We are now introducing a Deep Listening Mode.
Deep Listening is an optional transcription mode designed for higher precision. It applies a more thorough, multi-pass listening process, focusing on accuracy rather than speed. The process may take longer than the standard transcription, but the result is typically a cleaner transcript with fewer corrections needed. This mode is especially useful for interviews, meetings, panels, podcasts, and any content you plan to publish, quote, subtitle, or archive.
Our tests, based on standardized Fleurs Word-Error-Rates datasets, have shown that using Deep Listening mode, transcription accuracy increases from 96% to 98% for German language, from 90% to 95% for Greek and Serbian, and from 84% to 92% for Slovenian. We will be publishing WER comparison on our website soon.

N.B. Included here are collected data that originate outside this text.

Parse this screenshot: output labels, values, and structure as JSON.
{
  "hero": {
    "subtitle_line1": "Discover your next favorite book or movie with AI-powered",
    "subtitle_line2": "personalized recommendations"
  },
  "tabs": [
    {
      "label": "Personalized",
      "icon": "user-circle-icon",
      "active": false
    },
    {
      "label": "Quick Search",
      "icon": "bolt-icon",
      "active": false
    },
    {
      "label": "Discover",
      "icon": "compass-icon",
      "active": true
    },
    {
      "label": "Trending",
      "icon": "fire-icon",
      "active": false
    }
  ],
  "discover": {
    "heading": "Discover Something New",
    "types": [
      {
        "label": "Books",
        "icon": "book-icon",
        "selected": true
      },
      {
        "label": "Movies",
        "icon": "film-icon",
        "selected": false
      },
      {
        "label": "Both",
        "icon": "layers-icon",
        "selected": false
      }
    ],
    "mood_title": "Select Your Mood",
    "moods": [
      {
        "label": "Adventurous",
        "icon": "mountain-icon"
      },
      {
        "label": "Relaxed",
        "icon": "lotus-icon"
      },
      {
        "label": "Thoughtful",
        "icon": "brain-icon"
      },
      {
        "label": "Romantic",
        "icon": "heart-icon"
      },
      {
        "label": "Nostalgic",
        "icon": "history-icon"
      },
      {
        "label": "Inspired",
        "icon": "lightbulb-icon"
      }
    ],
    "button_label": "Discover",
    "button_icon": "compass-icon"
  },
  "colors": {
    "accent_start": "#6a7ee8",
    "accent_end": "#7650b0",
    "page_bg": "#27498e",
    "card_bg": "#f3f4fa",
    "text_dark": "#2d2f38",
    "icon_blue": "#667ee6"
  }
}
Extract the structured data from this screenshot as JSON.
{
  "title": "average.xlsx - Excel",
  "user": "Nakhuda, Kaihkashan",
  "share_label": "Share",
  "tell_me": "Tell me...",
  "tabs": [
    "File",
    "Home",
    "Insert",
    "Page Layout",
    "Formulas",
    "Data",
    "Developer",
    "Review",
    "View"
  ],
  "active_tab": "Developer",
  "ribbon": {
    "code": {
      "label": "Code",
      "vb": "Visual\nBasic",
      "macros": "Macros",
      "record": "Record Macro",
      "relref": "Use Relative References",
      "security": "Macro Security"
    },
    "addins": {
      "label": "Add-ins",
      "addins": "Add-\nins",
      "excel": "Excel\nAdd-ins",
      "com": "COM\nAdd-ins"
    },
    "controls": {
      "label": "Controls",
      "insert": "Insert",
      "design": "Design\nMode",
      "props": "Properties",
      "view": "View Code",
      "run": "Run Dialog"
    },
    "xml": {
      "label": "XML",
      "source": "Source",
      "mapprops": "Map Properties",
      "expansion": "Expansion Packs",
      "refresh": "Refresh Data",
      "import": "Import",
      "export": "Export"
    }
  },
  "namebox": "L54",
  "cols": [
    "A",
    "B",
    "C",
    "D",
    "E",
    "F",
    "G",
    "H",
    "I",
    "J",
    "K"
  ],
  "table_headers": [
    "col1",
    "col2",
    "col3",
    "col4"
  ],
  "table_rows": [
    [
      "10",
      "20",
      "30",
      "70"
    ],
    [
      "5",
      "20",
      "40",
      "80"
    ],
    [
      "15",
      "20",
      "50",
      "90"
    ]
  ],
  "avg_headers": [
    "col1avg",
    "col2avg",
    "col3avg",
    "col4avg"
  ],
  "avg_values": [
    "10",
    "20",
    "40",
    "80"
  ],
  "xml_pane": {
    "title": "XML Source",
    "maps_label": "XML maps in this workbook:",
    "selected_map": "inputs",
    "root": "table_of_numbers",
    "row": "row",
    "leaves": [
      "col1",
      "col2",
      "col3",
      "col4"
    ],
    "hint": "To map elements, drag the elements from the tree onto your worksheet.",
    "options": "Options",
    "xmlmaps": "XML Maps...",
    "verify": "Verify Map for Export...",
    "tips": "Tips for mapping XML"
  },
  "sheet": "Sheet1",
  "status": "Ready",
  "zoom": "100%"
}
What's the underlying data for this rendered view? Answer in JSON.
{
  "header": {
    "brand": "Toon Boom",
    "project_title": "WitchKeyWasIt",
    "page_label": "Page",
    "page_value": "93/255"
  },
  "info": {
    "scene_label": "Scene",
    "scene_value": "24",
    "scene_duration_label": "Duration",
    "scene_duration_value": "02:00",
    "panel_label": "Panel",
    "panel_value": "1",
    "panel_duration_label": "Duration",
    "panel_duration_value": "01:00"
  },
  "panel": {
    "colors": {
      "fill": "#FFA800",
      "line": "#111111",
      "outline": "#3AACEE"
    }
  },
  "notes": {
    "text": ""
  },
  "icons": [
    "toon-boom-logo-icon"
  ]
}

Clearer transcripts, better speaker recognition
Besides transcription quality, One of the biggest improvements with Deep Listening is speaker recognition and labeling. Instead of relying only on standard turn-taking patterns, Deep Listening uses voice characteristics and context to keep speaker labels more consistent throughout the transcript.
In many cases, it can even recognize a person by voice and conversational context, rather than defaulting to labels like “Speaker 1” and “Speaker 2”. This makes transcripts easier to read, review, and reuse—especially in multi-speaker conversations.
Designed to be used selectively
Deep Listening is built for accuracy, so it may take longer than standard transcription. That’s intentional - we use multiple models and multi-pass to make it more precise. For everyday notes and clean audio, standard transcription is usually enough. But when accuracy truly matters, Deep Listening gives you an extra level of confidence.